Yes, it's true, there's a vagabond who's rapping at your door, standing in the clothes that you once wore. He changed the times, he blew answers into the wind and he is coming to CN Centre on July 22.

The most recent accolade Dylan has earned is as unusual as his innovative career. Although he did not attend the ceremony in Sweden, he was bestowed with the Nobel Prize for Literature this past year, in a strange but inspired realization that his words have been a clear mirror reflecting distorted times, even if they were themselves ambiguous.

He has entertained generations although he has never been merely an entertainer. His songs were catchy, but also caught the spirit of the age. All Along The Watchtower, Knocking On Heaven's Door, A Hard Rain's Gonna Fall, Subterranean Homesick Blues, Like A Rolling Stone - these weren't hits, they were events in history. If there really was a Great American Songbook, he would have the entire first chapter.

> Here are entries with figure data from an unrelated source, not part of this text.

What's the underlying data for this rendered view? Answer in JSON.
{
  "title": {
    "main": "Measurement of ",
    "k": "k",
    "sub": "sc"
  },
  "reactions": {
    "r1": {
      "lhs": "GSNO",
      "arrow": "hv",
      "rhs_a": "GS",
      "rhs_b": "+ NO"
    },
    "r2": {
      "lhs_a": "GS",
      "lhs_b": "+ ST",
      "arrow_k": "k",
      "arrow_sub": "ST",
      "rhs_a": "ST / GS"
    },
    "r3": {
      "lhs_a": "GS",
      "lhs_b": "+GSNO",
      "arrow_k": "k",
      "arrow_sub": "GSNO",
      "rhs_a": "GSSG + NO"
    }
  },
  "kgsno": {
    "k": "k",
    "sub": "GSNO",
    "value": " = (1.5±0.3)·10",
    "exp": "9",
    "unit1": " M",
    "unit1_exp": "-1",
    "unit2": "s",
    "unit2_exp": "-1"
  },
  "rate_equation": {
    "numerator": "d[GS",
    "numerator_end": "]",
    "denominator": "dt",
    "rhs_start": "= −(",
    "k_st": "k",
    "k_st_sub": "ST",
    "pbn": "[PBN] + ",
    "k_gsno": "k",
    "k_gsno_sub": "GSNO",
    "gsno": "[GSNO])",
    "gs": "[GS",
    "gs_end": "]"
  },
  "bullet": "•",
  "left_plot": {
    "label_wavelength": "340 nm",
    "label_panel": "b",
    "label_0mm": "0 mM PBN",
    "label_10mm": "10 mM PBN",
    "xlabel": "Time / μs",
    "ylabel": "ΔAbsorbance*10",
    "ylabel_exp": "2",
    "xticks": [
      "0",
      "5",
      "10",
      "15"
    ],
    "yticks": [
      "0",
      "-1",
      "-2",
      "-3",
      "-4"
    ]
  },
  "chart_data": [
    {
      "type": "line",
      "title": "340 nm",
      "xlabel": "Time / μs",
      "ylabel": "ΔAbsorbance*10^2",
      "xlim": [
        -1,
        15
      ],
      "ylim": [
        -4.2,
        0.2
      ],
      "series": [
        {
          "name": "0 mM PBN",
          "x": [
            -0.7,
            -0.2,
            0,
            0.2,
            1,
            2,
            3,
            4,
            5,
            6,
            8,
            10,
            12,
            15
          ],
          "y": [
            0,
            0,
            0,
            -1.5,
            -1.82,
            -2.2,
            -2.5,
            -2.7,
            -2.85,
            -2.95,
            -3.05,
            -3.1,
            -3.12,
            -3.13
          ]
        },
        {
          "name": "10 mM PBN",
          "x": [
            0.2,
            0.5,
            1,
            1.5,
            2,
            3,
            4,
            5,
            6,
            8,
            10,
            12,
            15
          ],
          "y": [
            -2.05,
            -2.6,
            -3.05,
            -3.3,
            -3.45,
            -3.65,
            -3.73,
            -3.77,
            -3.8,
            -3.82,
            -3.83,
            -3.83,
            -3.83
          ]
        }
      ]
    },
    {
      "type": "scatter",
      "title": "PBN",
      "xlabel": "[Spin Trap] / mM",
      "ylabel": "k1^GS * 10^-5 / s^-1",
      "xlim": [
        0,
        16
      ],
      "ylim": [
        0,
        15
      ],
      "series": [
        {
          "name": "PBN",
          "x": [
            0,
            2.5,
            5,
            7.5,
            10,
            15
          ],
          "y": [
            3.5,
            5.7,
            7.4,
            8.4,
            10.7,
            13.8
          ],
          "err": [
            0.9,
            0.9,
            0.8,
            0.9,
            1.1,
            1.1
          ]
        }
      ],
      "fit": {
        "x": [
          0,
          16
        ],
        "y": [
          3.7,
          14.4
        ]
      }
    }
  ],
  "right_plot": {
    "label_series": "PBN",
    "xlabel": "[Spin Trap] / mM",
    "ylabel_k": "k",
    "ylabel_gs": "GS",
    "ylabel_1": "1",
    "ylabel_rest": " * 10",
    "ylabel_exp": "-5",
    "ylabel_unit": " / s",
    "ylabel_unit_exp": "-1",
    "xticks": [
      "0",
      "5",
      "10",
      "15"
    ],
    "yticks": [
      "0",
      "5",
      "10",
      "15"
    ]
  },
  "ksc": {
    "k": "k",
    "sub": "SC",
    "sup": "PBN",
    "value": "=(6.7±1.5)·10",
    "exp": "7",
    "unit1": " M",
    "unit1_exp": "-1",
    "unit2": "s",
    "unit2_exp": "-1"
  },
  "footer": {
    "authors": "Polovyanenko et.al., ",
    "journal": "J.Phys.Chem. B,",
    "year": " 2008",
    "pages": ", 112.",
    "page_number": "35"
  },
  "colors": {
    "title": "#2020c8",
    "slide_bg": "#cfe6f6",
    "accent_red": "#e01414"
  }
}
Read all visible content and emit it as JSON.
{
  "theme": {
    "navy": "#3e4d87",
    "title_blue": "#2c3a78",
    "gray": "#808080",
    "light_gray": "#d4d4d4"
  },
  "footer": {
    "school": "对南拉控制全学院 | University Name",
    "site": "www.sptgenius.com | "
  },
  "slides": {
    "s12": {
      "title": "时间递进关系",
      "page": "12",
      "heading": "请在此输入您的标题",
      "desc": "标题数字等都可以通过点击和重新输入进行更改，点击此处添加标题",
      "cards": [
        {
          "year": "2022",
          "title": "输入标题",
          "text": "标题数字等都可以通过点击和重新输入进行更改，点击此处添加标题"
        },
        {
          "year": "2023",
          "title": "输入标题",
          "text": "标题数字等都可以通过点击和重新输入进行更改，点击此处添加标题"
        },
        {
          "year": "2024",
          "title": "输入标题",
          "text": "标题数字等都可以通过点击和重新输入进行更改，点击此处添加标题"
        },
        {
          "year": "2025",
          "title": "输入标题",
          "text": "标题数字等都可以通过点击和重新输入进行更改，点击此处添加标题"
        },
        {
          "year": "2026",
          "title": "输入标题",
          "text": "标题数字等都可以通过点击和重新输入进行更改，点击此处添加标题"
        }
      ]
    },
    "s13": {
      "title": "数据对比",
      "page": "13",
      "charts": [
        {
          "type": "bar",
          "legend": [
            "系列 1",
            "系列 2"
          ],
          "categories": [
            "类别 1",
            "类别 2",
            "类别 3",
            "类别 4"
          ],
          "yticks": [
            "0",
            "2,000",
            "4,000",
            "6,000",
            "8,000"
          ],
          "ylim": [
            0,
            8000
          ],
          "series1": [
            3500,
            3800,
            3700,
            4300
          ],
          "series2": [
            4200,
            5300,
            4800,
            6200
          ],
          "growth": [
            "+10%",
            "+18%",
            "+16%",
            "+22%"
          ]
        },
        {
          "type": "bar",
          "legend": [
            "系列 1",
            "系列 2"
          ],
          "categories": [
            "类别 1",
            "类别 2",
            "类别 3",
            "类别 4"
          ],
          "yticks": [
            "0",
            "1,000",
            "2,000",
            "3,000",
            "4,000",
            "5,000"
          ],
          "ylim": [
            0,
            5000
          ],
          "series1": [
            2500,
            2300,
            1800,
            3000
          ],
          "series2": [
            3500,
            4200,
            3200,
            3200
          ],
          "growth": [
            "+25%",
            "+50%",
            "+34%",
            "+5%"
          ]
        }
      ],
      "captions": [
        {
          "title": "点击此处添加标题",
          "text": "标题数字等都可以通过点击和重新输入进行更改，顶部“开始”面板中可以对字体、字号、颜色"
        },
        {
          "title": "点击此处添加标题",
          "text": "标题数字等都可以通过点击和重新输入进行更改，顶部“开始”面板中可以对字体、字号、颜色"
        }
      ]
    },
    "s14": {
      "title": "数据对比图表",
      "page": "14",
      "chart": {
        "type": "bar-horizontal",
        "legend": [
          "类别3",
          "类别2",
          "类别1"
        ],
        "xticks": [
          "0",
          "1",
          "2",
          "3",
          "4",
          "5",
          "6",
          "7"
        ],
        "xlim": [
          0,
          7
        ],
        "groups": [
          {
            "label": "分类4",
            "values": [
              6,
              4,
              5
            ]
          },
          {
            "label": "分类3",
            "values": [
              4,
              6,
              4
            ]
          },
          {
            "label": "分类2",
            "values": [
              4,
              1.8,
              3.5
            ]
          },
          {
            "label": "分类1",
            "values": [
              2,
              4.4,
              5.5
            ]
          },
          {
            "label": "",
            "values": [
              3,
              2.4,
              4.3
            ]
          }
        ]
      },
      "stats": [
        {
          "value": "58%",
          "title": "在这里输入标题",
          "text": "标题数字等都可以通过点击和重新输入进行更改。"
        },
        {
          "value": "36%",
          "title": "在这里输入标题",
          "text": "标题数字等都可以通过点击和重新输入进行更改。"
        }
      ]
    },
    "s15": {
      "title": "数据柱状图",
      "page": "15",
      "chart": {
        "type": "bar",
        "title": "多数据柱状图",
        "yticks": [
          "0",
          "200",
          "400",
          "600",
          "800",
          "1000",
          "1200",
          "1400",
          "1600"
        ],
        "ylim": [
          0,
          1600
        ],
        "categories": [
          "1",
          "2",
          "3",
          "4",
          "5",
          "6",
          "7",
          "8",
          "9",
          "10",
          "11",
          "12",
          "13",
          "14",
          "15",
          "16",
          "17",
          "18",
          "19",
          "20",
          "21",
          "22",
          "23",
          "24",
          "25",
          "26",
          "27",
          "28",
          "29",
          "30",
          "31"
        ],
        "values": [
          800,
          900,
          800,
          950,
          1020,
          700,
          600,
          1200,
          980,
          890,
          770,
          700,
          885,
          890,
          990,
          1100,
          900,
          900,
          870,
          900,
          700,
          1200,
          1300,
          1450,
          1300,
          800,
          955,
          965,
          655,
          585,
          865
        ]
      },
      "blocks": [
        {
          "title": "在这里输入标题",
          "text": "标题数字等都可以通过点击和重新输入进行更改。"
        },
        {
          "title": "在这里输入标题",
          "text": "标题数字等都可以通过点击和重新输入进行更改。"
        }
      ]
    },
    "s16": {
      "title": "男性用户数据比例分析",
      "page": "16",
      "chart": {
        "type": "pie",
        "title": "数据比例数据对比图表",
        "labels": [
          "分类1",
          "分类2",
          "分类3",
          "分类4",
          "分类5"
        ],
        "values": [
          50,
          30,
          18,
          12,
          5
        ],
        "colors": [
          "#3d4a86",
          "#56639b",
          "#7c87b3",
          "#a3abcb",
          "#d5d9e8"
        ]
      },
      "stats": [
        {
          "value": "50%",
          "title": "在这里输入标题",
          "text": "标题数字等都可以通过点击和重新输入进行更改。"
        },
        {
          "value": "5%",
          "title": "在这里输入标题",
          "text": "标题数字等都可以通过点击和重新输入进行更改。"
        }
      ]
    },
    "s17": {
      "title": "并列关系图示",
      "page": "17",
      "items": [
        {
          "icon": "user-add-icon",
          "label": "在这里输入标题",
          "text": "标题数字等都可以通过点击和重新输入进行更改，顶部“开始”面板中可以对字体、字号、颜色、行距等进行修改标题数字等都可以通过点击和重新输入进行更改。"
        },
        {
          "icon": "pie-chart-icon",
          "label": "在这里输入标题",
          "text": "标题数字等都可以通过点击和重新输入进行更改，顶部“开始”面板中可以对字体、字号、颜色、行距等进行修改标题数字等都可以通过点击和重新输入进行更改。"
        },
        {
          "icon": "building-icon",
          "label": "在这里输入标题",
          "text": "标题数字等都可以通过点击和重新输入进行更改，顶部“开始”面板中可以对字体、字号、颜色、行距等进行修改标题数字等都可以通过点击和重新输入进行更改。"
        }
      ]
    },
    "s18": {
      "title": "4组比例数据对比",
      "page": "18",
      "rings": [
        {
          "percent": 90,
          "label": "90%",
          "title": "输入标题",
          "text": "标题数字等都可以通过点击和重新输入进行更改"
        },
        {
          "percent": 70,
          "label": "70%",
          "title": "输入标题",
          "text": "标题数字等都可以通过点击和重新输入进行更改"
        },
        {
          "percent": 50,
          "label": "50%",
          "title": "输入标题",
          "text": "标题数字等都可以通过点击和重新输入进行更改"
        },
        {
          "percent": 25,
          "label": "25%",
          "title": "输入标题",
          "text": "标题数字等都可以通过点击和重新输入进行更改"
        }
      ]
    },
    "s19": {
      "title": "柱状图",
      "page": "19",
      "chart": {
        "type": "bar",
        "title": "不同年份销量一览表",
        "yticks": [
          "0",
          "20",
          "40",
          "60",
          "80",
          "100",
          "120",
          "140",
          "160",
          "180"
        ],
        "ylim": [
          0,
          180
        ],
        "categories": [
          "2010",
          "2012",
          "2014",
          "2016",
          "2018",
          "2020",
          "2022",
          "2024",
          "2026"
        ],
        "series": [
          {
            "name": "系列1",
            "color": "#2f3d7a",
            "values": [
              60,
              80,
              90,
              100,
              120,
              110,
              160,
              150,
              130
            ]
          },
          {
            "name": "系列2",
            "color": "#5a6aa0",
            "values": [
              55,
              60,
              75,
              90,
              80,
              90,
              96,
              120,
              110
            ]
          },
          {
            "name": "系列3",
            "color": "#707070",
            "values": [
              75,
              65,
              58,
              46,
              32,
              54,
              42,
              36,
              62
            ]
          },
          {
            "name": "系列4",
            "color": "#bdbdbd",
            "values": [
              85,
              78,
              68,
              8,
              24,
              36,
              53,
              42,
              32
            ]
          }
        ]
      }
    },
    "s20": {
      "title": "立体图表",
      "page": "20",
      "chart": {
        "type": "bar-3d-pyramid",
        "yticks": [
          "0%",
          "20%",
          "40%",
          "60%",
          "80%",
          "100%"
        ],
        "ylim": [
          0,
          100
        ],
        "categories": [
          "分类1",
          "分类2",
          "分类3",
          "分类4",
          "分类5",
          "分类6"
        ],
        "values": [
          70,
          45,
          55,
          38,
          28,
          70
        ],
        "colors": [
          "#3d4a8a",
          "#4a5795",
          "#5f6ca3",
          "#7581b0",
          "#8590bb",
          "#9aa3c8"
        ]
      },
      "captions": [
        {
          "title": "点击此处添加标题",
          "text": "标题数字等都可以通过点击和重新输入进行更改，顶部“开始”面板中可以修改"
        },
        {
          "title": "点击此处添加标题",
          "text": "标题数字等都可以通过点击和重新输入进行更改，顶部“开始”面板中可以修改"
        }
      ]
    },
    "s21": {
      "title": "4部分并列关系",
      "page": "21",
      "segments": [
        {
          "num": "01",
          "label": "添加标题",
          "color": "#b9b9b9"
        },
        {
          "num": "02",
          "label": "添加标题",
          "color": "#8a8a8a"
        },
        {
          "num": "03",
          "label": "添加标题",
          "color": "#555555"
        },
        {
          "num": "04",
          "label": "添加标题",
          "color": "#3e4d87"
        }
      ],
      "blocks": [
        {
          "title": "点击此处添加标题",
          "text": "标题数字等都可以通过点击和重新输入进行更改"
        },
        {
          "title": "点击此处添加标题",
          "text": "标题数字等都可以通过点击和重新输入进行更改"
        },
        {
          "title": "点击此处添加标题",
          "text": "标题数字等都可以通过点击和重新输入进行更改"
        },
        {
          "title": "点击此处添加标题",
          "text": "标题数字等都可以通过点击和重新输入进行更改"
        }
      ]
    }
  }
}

There are other great writers, of course, even contemporaries of Dylan's. But Ian Tyson said "We all kind of followed (Bob Dylan)," and he in fact wrote some of his own best stuff trying to keep up with his Greenwich Village neighbour.

Some call Bruce Springsteen the greatest of the rock 'n' roll folkies, but when Dylan was inducted into the Rock 'n' Roll Hall of Fame, it was Springsteen who held the door open with the induction speech in 1988, then did it again 10 years later when Dylan was the focus of the Kennedy Centre Honors Night.

When The Citizen was talking with legendary Canadian rocker Tom Cochrane a few weeks ago, and the conversation came to the mere two songs Cochrane had ever covered on record (Leonard Cohen's Bird On A Wire and Annette Ducharme's Sinking Like A Sunset), and who would he ever cover if forced to pick a third, Cochrane said "Dylan."

Cochrane calls himself a lyrical reporter, a rock 'n' roll journalist, and if anyone could teach that skill it would be the great folk poet Dylan. While many of the 1960s super-songs were protest anthems that called out authority and railed against war, Dylan was a genius at telling stories and usually imbedded the protest in the subliminal narrative of his songs. He was a social commentator. He lived out the "show, don't tell" principal of artistic expression. He was the high water mark in what Cochrane, and so many multitudes more, took up as the songwriter's mission.

That's how Dylan became the recipient of the Nobel and also the Pulitzer prizes, by applying literature to the craft of songwriting. And there seems to be no end to it. Some artists are happy with a hit or two, but Dylan seemed to yawn quality songs a dozen times a day. His compositions fill entire book volumes and university courses are taught on trying to interpret them.

His solo career spanned decades, and included a period where his backing group The Band was as much a collaboration as it was a soloist with ensemble. Together Dylan and The Band broke the rules of folk music by infamously plugging in their instruments and turned the genre over to rock 'n' roll.

Then he did the collaboration configuration again with the Traveling Wilburys supergroup. And in the most recent of times he wrote the basis for the recent country hit Wagon Wheel, then Adele hit the top of the pops with his tune Make You Feel My Love, then he reimagined a collection of Frank Sinatra songs his own way on the well-selling companion albums Shadows In The Night and Fallen Angels. The third in this series, Triplicate, was released just in January.

He's both a tweeter and a monkeyman. He's a tambourine man even when his hands are full with guitar. He's down on Highway 61 no matter what the map says. He's gonna make you lonesome when he goes. And he's coming to Prince George.

Tickets go on sale in the jingle-jangle morning of Friday at CN Centre box office and all Ticketmaster outlets. Prices range from $65 to $85 (plus local taxes/service fees).